I am not surprised to hear KCLW had gone dark. I had the chance in the past few years to hear the station that has an amazing signal for it's wattage. The programming was of poor quality and badly executed. For example, they aired a Bible Reading (think those CDs or the Bible in audio form). Instead of running a chapter, they aired a full hour at one time (no breaks, no IDs). It became very hard to listen at about the 30 minute mark because it was just too much to absorb. Good idea, poor execution. How about an intro and outro to explain you could listen your way through the Bible each weekday at 1. Certainly the owner was not making it or they would have had the dollars to fix the transmitter. Such low power AM transmitters are dirt cheap these days.
My hope is CTI brings back some of the hometown glory to the station. It will be really tough to do because the prior owner ran off all those listeners with such an abrupt change. Those listeners went somewhere and the question is if they'll come back if KCLW is doing a format appealing to the masses. I think classic county and local news and sports might be good.
If there are lessons to be learned, I can think of two: 1) a radio station is not about the operator but about the community and what the community wants. Once it becomes about the operator it becomes a personal listening device. 2) You have to analyze your market.
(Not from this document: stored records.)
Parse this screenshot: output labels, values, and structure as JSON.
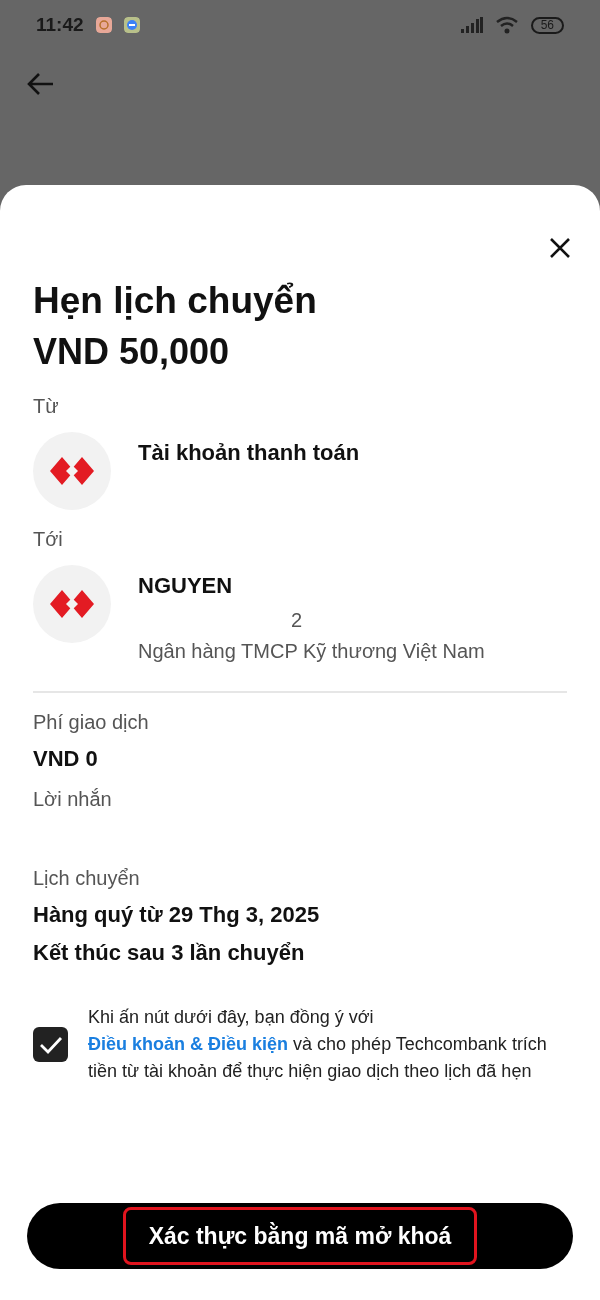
{
  "status_bar": {
    "time": "11:42",
    "battery": "56"
  },
  "sheet": {
    "title": "Hẹn lịch chuyển",
    "amount": "VND 50,000",
    "from": {
      "label": "Từ",
      "name": "Tài khoản thanh toán"
    },
    "to": {
      "label": "Tới",
      "name": "NGUYEN",
      "account": "2",
      "bank": "Ngân hàng TMCP Kỹ thương Việt Nam"
    },
    "details": [
      {
        "label": "Phí giao dịch",
        "values": [
          "VND 0"
        ]
      },
      {
        "label": "Lời nhắn"
      },
      {
        "label": "Lịch chuyển",
        "values": [
          "Hàng quý từ 29 Thg 3, 2025",
          "Kết thúc sau 3 lần chuyển"
        ]
      }
    ],
    "consent": {
      "checked": true,
      "text_before": "Khi ấn nút dưới đây, bạn đồng ý với",
      "link": "Điều khoản & Điều kiện",
      "text_after": "và cho phép Techcombank trích tiền từ tài khoản để thực hiện giao dịch theo lịch đã hẹn"
    },
    "confirm_button": "Xác thực bằng mã mở khoá"
  }
}
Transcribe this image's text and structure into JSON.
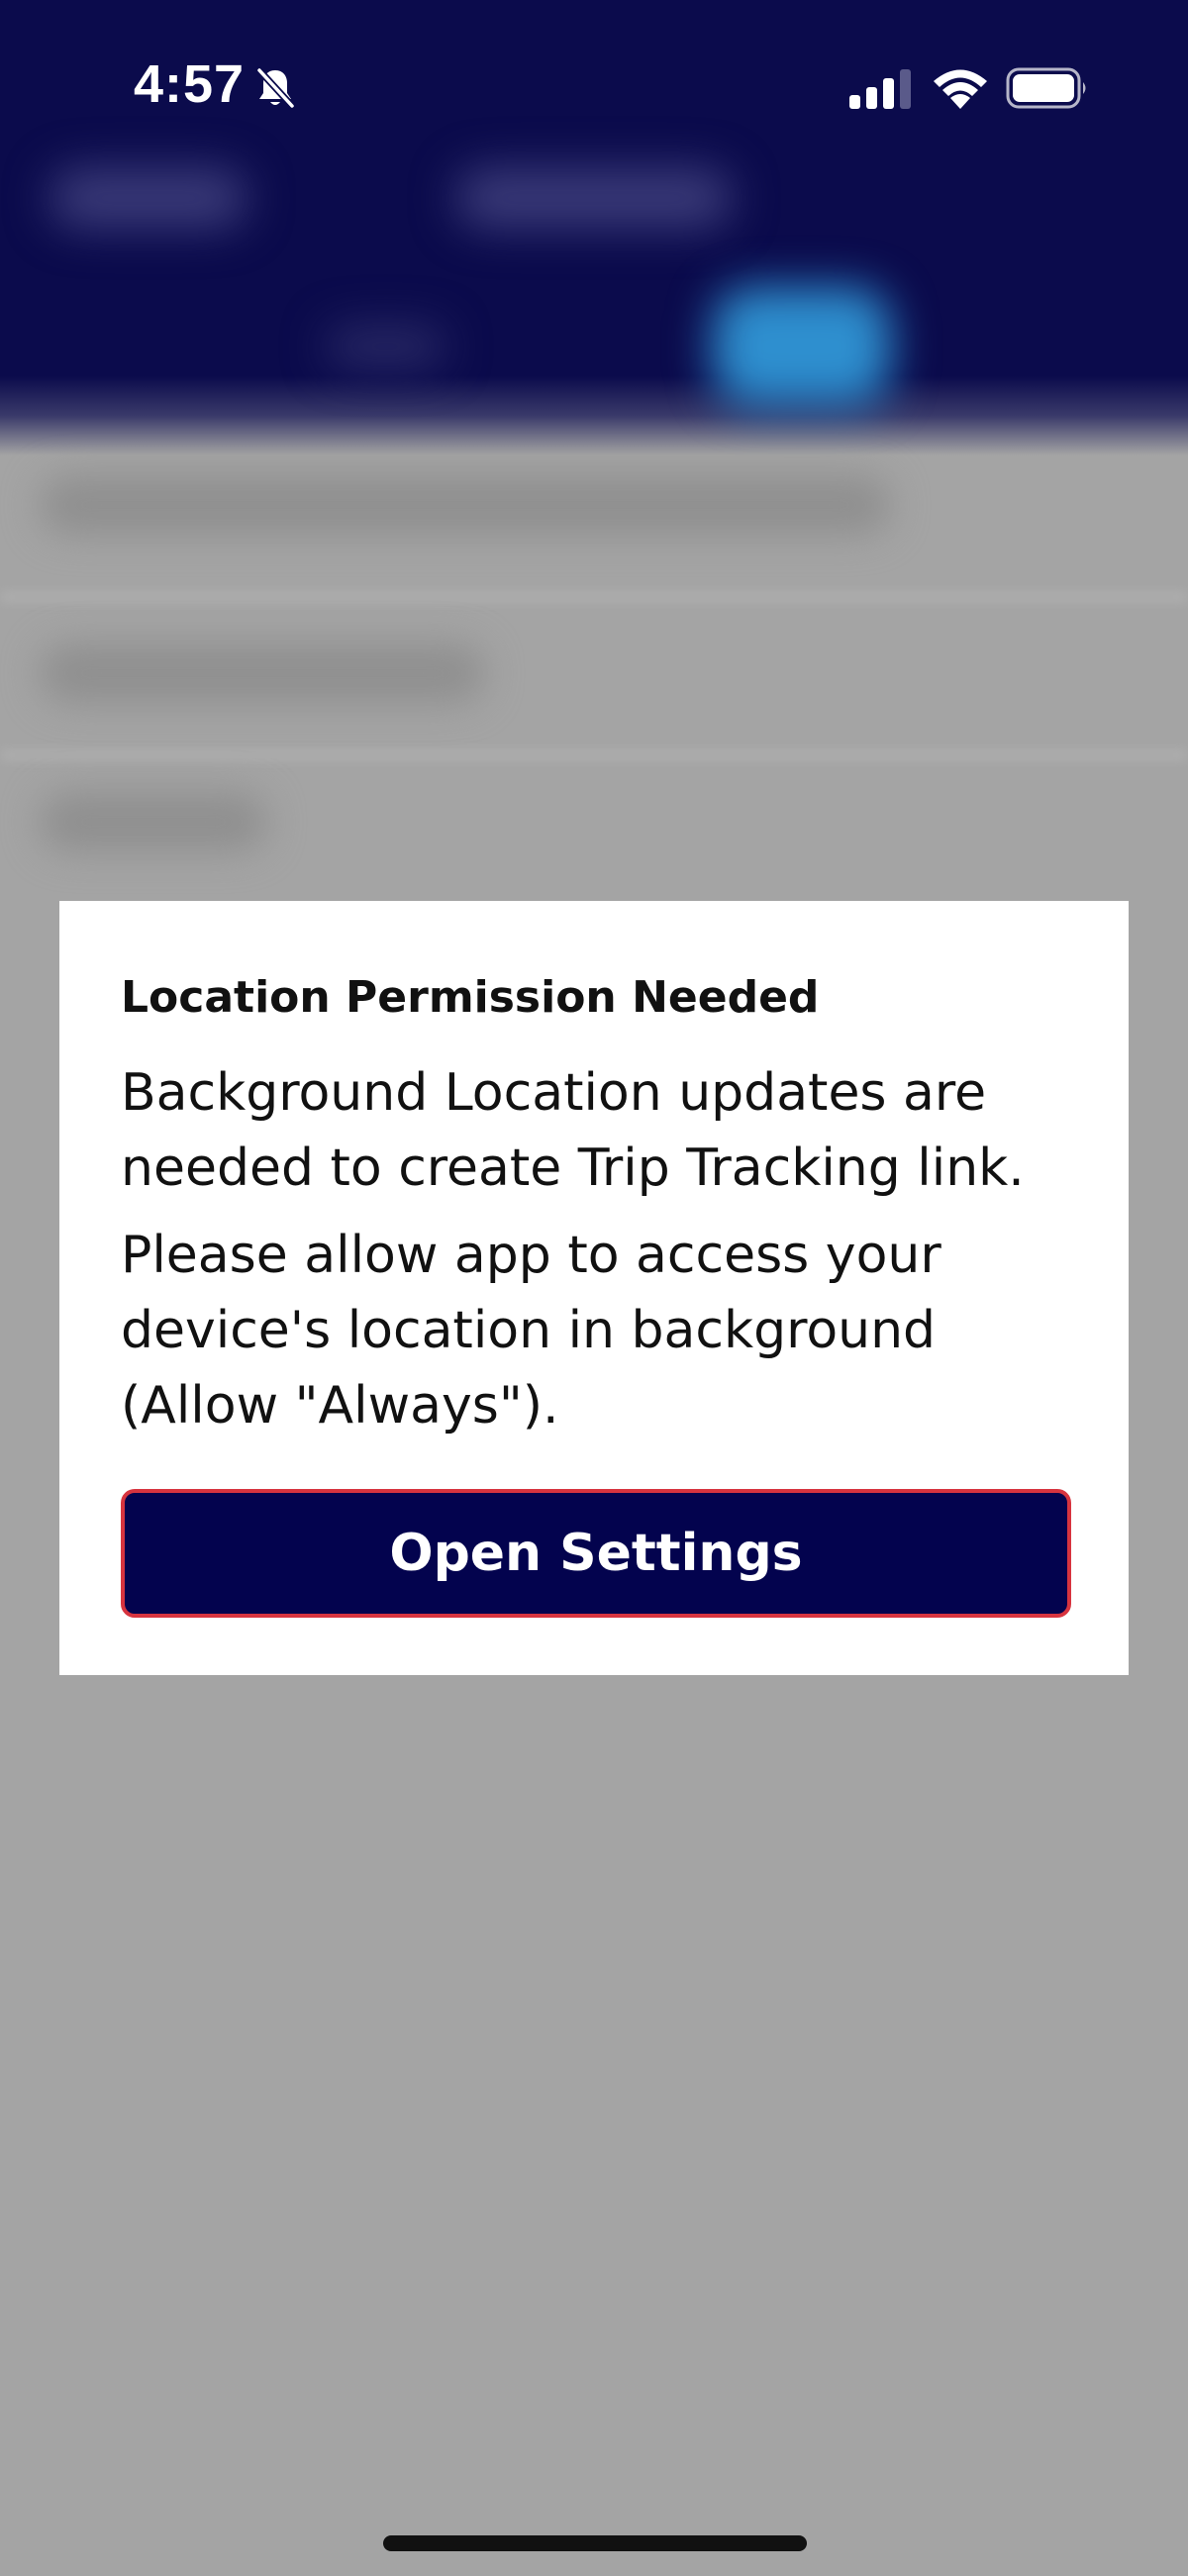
{
  "status_bar": {
    "time": "4:57",
    "icons": [
      "bell-slash-icon",
      "cellular-signal-icon",
      "wifi-icon",
      "battery-icon"
    ]
  },
  "colors": {
    "header_navy": "#0b0b4c",
    "button_navy": "#03034e",
    "button_border": "#d7343f",
    "overlay_gray": "#a4a4a4",
    "dialog_bg": "#ffffff"
  },
  "dialog": {
    "title": "Location Permission Needed",
    "message_1": "Background Location updates are needed to create Trip Tracking link.",
    "message_2": "Please allow app to access your device's location in background (Allow \"Always\").",
    "button_label": "Open Settings"
  }
}
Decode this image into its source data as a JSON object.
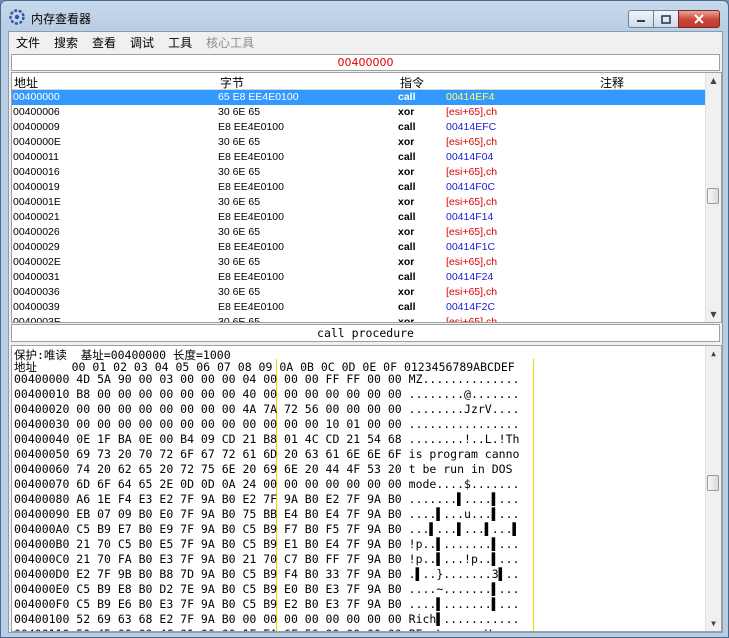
{
  "window": {
    "title": "内存查看器"
  },
  "menu": [
    "文件",
    "搜索",
    "查看",
    "调试",
    "工具",
    "核心工具"
  ],
  "address_bar": "00400000",
  "disasm": {
    "headers": {
      "address": "地址",
      "bytes": "字节",
      "opcode": "指令",
      "comment": "注释"
    },
    "rows": [
      {
        "addr": "00400000",
        "bytes": "65 E8 EE4E0100",
        "op": "call",
        "arg": "00414EF4",
        "kind": "call"
      },
      {
        "addr": "00400006",
        "bytes": "30 6E 65",
        "op": "xor",
        "arg1": "[esi+65]",
        "arg2": ",ch",
        "kind": "xor"
      },
      {
        "addr": "00400009",
        "bytes": "E8 EE4E0100",
        "op": "call",
        "arg": "00414EFC",
        "kind": "call"
      },
      {
        "addr": "0040000E",
        "bytes": "30 6E 65",
        "op": "xor",
        "arg1": "[esi+65]",
        "arg2": ",ch",
        "kind": "xor"
      },
      {
        "addr": "00400011",
        "bytes": "E8 EE4E0100",
        "op": "call",
        "arg": "00414F04",
        "kind": "call"
      },
      {
        "addr": "00400016",
        "bytes": "30 6E 65",
        "op": "xor",
        "arg1": "[esi+65]",
        "arg2": ",ch",
        "kind": "xor"
      },
      {
        "addr": "00400019",
        "bytes": "E8 EE4E0100",
        "op": "call",
        "arg": "00414F0C",
        "kind": "call"
      },
      {
        "addr": "0040001E",
        "bytes": "30 6E 65",
        "op": "xor",
        "arg1": "[esi+65]",
        "arg2": ",ch",
        "kind": "xor"
      },
      {
        "addr": "00400021",
        "bytes": "E8 EE4E0100",
        "op": "call",
        "arg": "00414F14",
        "kind": "call"
      },
      {
        "addr": "00400026",
        "bytes": "30 6E 65",
        "op": "xor",
        "arg1": "[esi+65]",
        "arg2": ",ch",
        "kind": "xor"
      },
      {
        "addr": "00400029",
        "bytes": "E8 EE4E0100",
        "op": "call",
        "arg": "00414F1C",
        "kind": "call"
      },
      {
        "addr": "0040002E",
        "bytes": "30 6E 65",
        "op": "xor",
        "arg1": "[esi+65]",
        "arg2": ",ch",
        "kind": "xor"
      },
      {
        "addr": "00400031",
        "bytes": "E8 EE4E0100",
        "op": "call",
        "arg": "00414F24",
        "kind": "call"
      },
      {
        "addr": "00400036",
        "bytes": "30 6E 65",
        "op": "xor",
        "arg1": "[esi+65]",
        "arg2": ",ch",
        "kind": "xor"
      },
      {
        "addr": "00400039",
        "bytes": "E8 EE4E0100",
        "op": "call",
        "arg": "00414F2C",
        "kind": "call"
      },
      {
        "addr": "0040003E",
        "bytes": "30 6E 65",
        "op": "xor",
        "arg1": "[esi+65]",
        "arg2": ",ch",
        "kind": "xor"
      }
    ]
  },
  "status_line": "call procedure",
  "hex": {
    "info": "保护:唯读  基址=00400000 长度=1000",
    "header": "地址     00 01 02 03 04 05 06 07 08 09 0A 0B 0C 0D 0E 0F 0123456789ABCDEF",
    "rows": [
      "00400000 4D 5A 90 00 03 00 00 00 04 00 00 00 FF FF 00 00 MZ..............",
      "00400010 B8 00 00 00 00 00 00 00 40 00 00 00 00 00 00 00 ........@.......",
      "00400020 00 00 00 00 00 00 00 00 4A 7A 72 56 00 00 00 00 ........JzrV....",
      "00400030 00 00 00 00 00 00 00 00 00 00 00 00 10 01 00 00 ................",
      "00400040 0E 1F BA 0E 00 B4 09 CD 21 B8 01 4C CD 21 54 68 ........!..L.!Th",
      "00400050 69 73 20 70 72 6F 67 72 61 6D 20 63 61 6E 6E 6F is program canno",
      "00400060 74 20 62 65 20 72 75 6E 20 69 6E 20 44 4F 53 20 t be run in DOS ",
      "00400070 6D 6F 64 65 2E 0D 0D 0A 24 00 00 00 00 00 00 00 mode....$.......",
      "00400080 A6 1E F4 E3 E2 7F 9A B0 E2 7F 9A B0 E2 7F 9A B0 .......▌....▌...",
      "00400090 EB 07 09 B0 E0 7F 9A B0 75 BB E4 B0 E4 7F 9A B0 ....▌...u...▌...",
      "004000A0 C5 B9 E7 B0 E9 7F 9A B0 C5 B9 F7 B0 F5 7F 9A B0 ...▌...▌...▌...▌",
      "004000B0 21 70 C5 B0 E5 7F 9A B0 C5 B9 E1 B0 E4 7F 9A B0 !p..▌.......▌...",
      "004000C0 21 70 FA B0 E3 7F 9A B0 21 70 C7 B0 FF 7F 9A B0 !p..▌...!p..▌...",
      "004000D0 E2 7F 9B B0 B8 7D 9A B0 C5 B9 F4 B0 33 7F 9A B0 .▌..}.......3▌..",
      "004000E0 C5 B9 E8 B0 D2 7E 9A B0 C5 B9 E0 B0 E3 7F 9A B0 ....~.......▌...",
      "004000F0 C5 B9 E6 B0 E3 7F 9A B0 C5 B9 E2 B0 E3 7F 9A B0 ....▌.......▌...",
      "00400100 52 69 63 68 E2 7F 9A B0 00 00 00 00 00 00 00 00 Rich▌...........",
      "00400110 50 45 00 00 4C 01 06 00 1F EA 6F 56 00 00 00 00 PE..L.....oV....",
      "00400120 00 00 00 00 E0 00 23 01 0B 01 08 00 00 A0 2A 00 ......#.......*."
    ]
  }
}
The universe of listeners dictates what you can do. The smaller the population universe, the more mass appeal you must be to acquire enough listeners to make your station financially sound. For example, 3% of 10,000 is nothing but 3% of 1,000,000 listeners is doable.
I relate KCLW's change from it's prior country format to it's Christian format in restaurant terms. What happened at KCLW was it went from a McDonald's to a Vegetarian cafe with golden arches and the owner wondered why nobody ate there anymore. In short, the new owner shot their cash cow in order to do what they wanted to do with the station. At some point they had to scratch their head and wonder why this happened.